Opinión | El trasluz
Una idea salvífica
No sabemos dónde se van los seres queridos cuando nos abandonan, pero quizá sean capaces de habitar, siquiera de forma temporal, en objetos o en animales cercanos a nosotros
Tengo una amiga viuda con la que quedo a comer de vez en cuando. El otro día, mientras dábamos cuenta de una corvina a la espalda que se había quedado un poco seca, me contó que había adoptado un perro para aliviar su soledad. Luego sacó el móvil y me enseñó una foto del animal que me dejó petrificado porque era idéntico al esposo fallecido. Me resultó llamativo que no pareciéndose nada al muerto fuera sin embargo idéntico a él. ¿Idéntico en qué? No sabría decirlo: en la actitud, en la mirada, en la disposición del cuerpo en general. Me hizo pensar en las cosas que, siendo diferentes, se asemejan. Recordé entonces que un día, mientras daba cuenta de unas judías bien guisadas, la cuchara con las que me las comía me trajo a la memoria el recuerdo de mi difunto padre. Me pareció una idea descabellada que deseché de inmediato. ¿Qué relación podía haber entre aquel utensilio de cocina y mi progenitor? Pues la había, misteriosamente, la había. Me dio aprensión volver a utilizar aquel cubierto y lo relegué a un apartado del cajón de la cubertería. Después del encuentro con mi amiga, la utilicé para comerme unos garbanzos fritos, pero ya no encontré a mi padre en ella.
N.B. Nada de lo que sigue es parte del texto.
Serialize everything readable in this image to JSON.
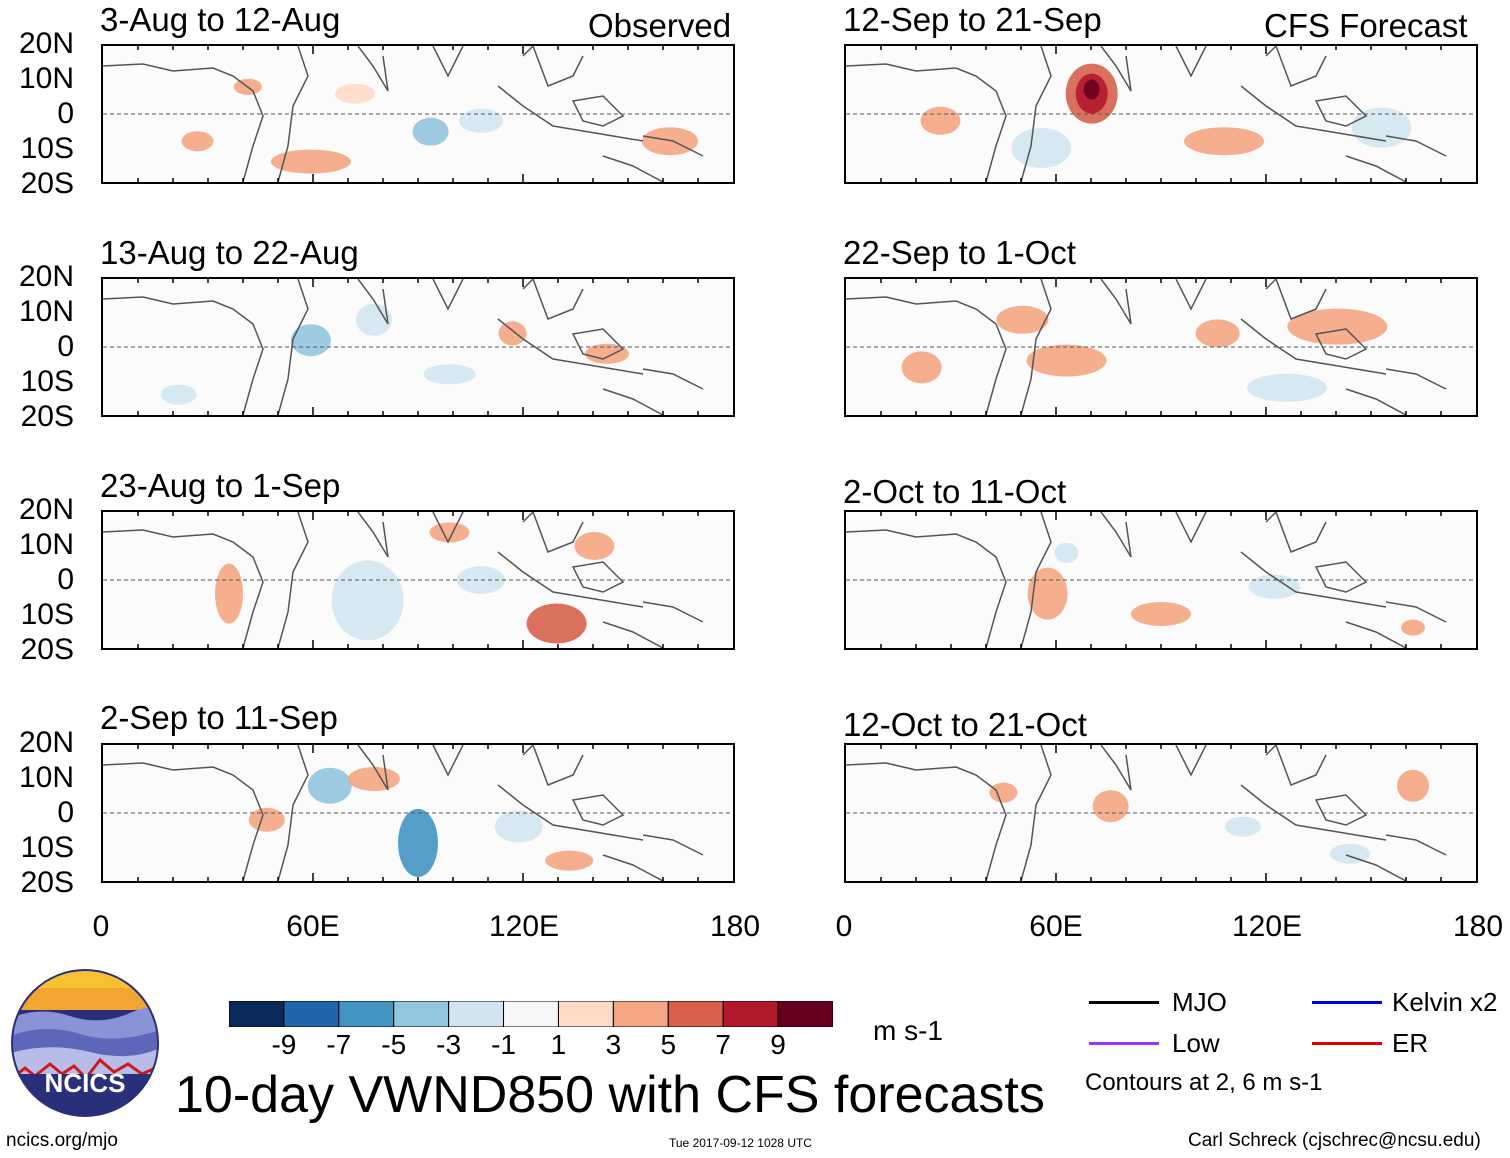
{
  "chart_data": {
    "type": "heatmap",
    "title": "10-day VWND850 with CFS forecasts",
    "variable": "VWND850",
    "units": "m s-1",
    "columns": [
      {
        "label": "Observed",
        "periods": [
          "3-Aug to 12-Aug",
          "13-Aug to 22-Aug",
          "23-Aug to 1-Sep",
          "2-Sep to 11-Sep"
        ]
      },
      {
        "label": "CFS Forecast",
        "periods": [
          "12-Sep to 21-Sep",
          "22-Sep to 1-Oct",
          "2-Oct to 11-Oct",
          "12-Oct to 21-Oct"
        ]
      }
    ],
    "lat_ticks": [
      "20N",
      "10N",
      "0",
      "10S",
      "20S"
    ],
    "lon_ticks": [
      "0",
      "60E",
      "120E",
      "180"
    ],
    "lat_range": [
      -20,
      20
    ],
    "lon_range": [
      0,
      180
    ],
    "colorbar": {
      "ticks": [
        "-9",
        "-7",
        "-5",
        "-3",
        "-1",
        "1",
        "3",
        "5",
        "7",
        "9"
      ],
      "colors": [
        "#0b2a5c",
        "#2166ac",
        "#4393c3",
        "#92c5de",
        "#d1e5f0",
        "#f7f7f7",
        "#fddbc7",
        "#f4a582",
        "#d6604d",
        "#b2182b",
        "#67001f"
      ]
    },
    "legend": [
      {
        "label": "MJO",
        "color": "#000000"
      },
      {
        "label": "Kelvin x2",
        "color": "#0000dd"
      },
      {
        "label": "Low",
        "color": "#9933ff"
      },
      {
        "label": "ER",
        "color": "#dd0000"
      }
    ],
    "contour_note": "Contours at 2, 6 m s-1"
  },
  "footer": {
    "url": "ncics.org/mjo",
    "timestamp": "Tue 2017-09-12 1028 UTC",
    "author": "Carl Schreck (cjschrec@ncsu.edu)",
    "logo_text": "NCICS"
  }
}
Se había ido a otro sitio, quizá por mi falta de sensibilidad.
No sabemos dónde se van los seres queridos cuando nos abandonan, pero quizá sean capaces de habitar, siquiera de forma temporal, en objetos o en animales cercanos a nosotros. Conviene estar muy atento, en fin, a lo diferente: tal vez la diferencia sea un engaño de nuestros sentidos. Se lo conté a mi psicoanalista, que, como es frecuente en ella, no dijo nada. Pero yo, tumbado en el diván, continué dándole vueltas al asunto y recordé que hace unos meses, al llevarme a la boca un ansiolítico, me pareció que la pastilla sabía a mi madre.
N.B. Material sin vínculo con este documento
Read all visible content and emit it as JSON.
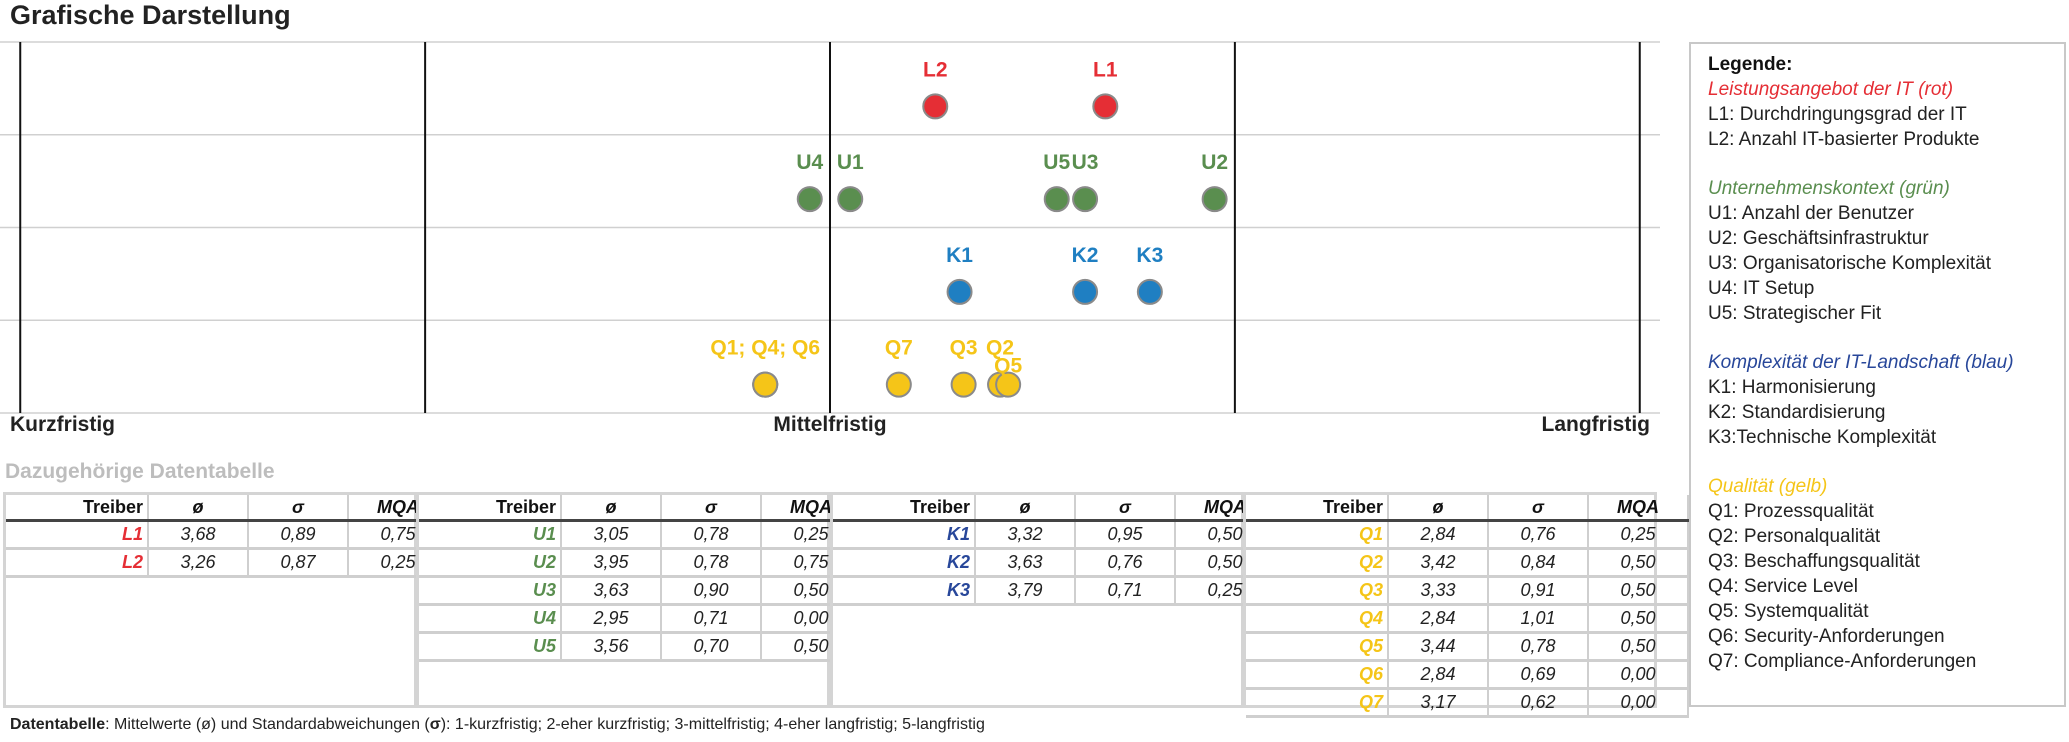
{
  "title": "Grafische Darstellung",
  "subtitle": "Dazugehörige Datentabelle",
  "colors": {
    "red": "#e52e35",
    "green": "#5a8e4f",
    "blue": "#1f7fc2",
    "yellow": "#f5c518",
    "navy": "#28479a",
    "grid": "#d0d0d0"
  },
  "chart_data": {
    "type": "scatter",
    "xlim": [
      0.95,
      5.05
    ],
    "x_ticks": [
      {
        "value": 1,
        "label": "Kurzfristig"
      },
      {
        "value": 3,
        "label": "Mittelfristig"
      },
      {
        "value": 5,
        "label": "Langfristig"
      }
    ],
    "rows": [
      "L",
      "U",
      "K",
      "Q"
    ],
    "series": [
      {
        "row": "L",
        "color": "#e52e35",
        "points": [
          {
            "label": "L1",
            "x": 3.68
          },
          {
            "label": "L2",
            "x": 3.26
          }
        ]
      },
      {
        "row": "U",
        "color": "#5a8e4f",
        "points": [
          {
            "label": "U1",
            "x": 3.05
          },
          {
            "label": "U2",
            "x": 3.95
          },
          {
            "label": "U3",
            "x": 3.63
          },
          {
            "label": "U4",
            "x": 2.95
          },
          {
            "label": "U5",
            "x": 3.56
          }
        ]
      },
      {
        "row": "K",
        "color": "#1f7fc2",
        "points": [
          {
            "label": "K1",
            "x": 3.32
          },
          {
            "label": "K2",
            "x": 3.63
          },
          {
            "label": "K3",
            "x": 3.79
          }
        ]
      },
      {
        "row": "Q",
        "color": "#f5c518",
        "points": [
          {
            "label": "Q1",
            "x": 2.84
          },
          {
            "label": "Q2",
            "x": 3.42
          },
          {
            "label": "Q3",
            "x": 3.33
          },
          {
            "label": "Q4",
            "x": 2.84
          },
          {
            "label": "Q5",
            "x": 3.44
          },
          {
            "label": "Q6",
            "x": 2.84
          },
          {
            "label": "Q7",
            "x": 3.17
          }
        ]
      }
    ],
    "point_labels": [
      {
        "text": "L2",
        "row": "L",
        "x": 3.26,
        "color": "#e52e35"
      },
      {
        "text": "L1",
        "row": "L",
        "x": 3.68,
        "color": "#e52e35"
      },
      {
        "text": "U4",
        "row": "U",
        "x": 2.95,
        "color": "#5a8e4f"
      },
      {
        "text": "U1",
        "row": "U",
        "x": 3.05,
        "color": "#5a8e4f"
      },
      {
        "text": "U5",
        "row": "U",
        "x": 3.56,
        "color": "#5a8e4f"
      },
      {
        "text": "U3",
        "row": "U",
        "x": 3.63,
        "color": "#5a8e4f"
      },
      {
        "text": "U2",
        "row": "U",
        "x": 3.95,
        "color": "#5a8e4f"
      },
      {
        "text": "K1",
        "row": "K",
        "x": 3.32,
        "color": "#1f7fc2"
      },
      {
        "text": "K2",
        "row": "K",
        "x": 3.63,
        "color": "#1f7fc2"
      },
      {
        "text": "K3",
        "row": "K",
        "x": 3.79,
        "color": "#1f7fc2"
      },
      {
        "text": "Q1; Q4; Q6",
        "row": "Q",
        "x": 2.84,
        "color": "#f5c518"
      },
      {
        "text": "Q7",
        "row": "Q",
        "x": 3.17,
        "color": "#f5c518"
      },
      {
        "text": "Q3",
        "row": "Q",
        "x": 3.33,
        "color": "#f5c518"
      },
      {
        "text": "Q2",
        "row": "Q",
        "x": 3.42,
        "color": "#f5c518"
      },
      {
        "text": "Q5",
        "row": "Q",
        "x": 3.44,
        "color": "#f5c518"
      }
    ]
  },
  "tables": [
    {
      "color": "#e52e35",
      "headers": [
        "Treiber",
        "ø",
        "σ",
        "MQA"
      ],
      "rows": [
        [
          "L1",
          "3,68",
          "0,89",
          "0,75"
        ],
        [
          "L2",
          "3,26",
          "0,87",
          "0,25"
        ]
      ]
    },
    {
      "color": "#5a8e4f",
      "headers": [
        "Treiber",
        "ø",
        "σ",
        "MQA"
      ],
      "rows": [
        [
          "U1",
          "3,05",
          "0,78",
          "0,25"
        ],
        [
          "U2",
          "3,95",
          "0,78",
          "0,75"
        ],
        [
          "U3",
          "3,63",
          "0,90",
          "0,50"
        ],
        [
          "U4",
          "2,95",
          "0,71",
          "0,00"
        ],
        [
          "U5",
          "3,56",
          "0,70",
          "0,50"
        ]
      ]
    },
    {
      "color": "#28479a",
      "headers": [
        "Treiber",
        "ø",
        "σ",
        "MQA"
      ],
      "rows": [
        [
          "K1",
          "3,32",
          "0,95",
          "0,50"
        ],
        [
          "K2",
          "3,63",
          "0,76",
          "0,50"
        ],
        [
          "K3",
          "3,79",
          "0,71",
          "0,25"
        ]
      ]
    },
    {
      "color": "#f5c518",
      "headers": [
        "Treiber",
        "ø",
        "σ",
        "MQA"
      ],
      "rows": [
        [
          "Q1",
          "2,84",
          "0,76",
          "0,25"
        ],
        [
          "Q2",
          "3,42",
          "0,84",
          "0,50"
        ],
        [
          "Q3",
          "3,33",
          "0,91",
          "0,50"
        ],
        [
          "Q4",
          "2,84",
          "1,01",
          "0,50"
        ],
        [
          "Q5",
          "3,44",
          "0,78",
          "0,50"
        ],
        [
          "Q6",
          "2,84",
          "0,69",
          "0,00"
        ],
        [
          "Q7",
          "3,17",
          "0,62",
          "0,00"
        ]
      ]
    }
  ],
  "legend": {
    "title": "Legende:",
    "groups": [
      {
        "name": "Leistungsangebot der IT (rot)",
        "color": "#e52e35",
        "items": [
          "L1: Durchdringungsgrad der IT",
          "L2: Anzahl IT-basierter Produkte"
        ]
      },
      {
        "name": "Unternehmenskontext (grün)",
        "color": "#5a8e4f",
        "items": [
          "U1: Anzahl der Benutzer",
          "U2: Geschäftsinfrastruktur",
          "U3: Organisatorische Komplexität",
          "U4: IT Setup",
          "U5: Strategischer Fit"
        ]
      },
      {
        "name": "Komplexität der IT-Landschaft (blau)",
        "color": "#28479a",
        "items": [
          "K1: Harmonisierung",
          "K2: Standardisierung",
          "K3:Technische Komplexität"
        ]
      },
      {
        "name": "Qualität (gelb)",
        "color": "#f5c518",
        "items": [
          "Q1: Prozessqualität",
          "Q2: Personalqualität",
          "Q3: Beschaffungsqualität",
          "Q4: Service Level",
          "Q5: Systemqualität",
          "Q6: Security-Anforderungen",
          "Q7: Compliance-Anforderungen"
        ]
      }
    ]
  },
  "footnote": {
    "bold": "Datentabelle",
    "text": ": Mittelwerte (ø) und Standardabweichungen (",
    "sigma": "σ",
    "rest": "): 1-kurzfristig; 2-eher kurzfristig; 3-mittelfristig; 4-eher langfristig; 5-langfristig"
  }
}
-La pastilla tenía el sabor de mi madre -dije en voz alta.
-¿Y a qué sabía su madre? -preguntó la terapeuta silenciosa.
-No lo sé -respondí yo-. Jamás se me había ocurrido que mi madre supiera a algo, pero es la sensación que tuve al colocarme el tranquilizante debajo de la lengua.
Terminó la sesión sin que alcanzáramos una idea salvífica, pero más tarde, en la calle, recordé la pasión de mi padre por los objetos de ferretería (y la cuchara, en cierto modo, lo es), y la de mi madre por los productos farmacéuticos.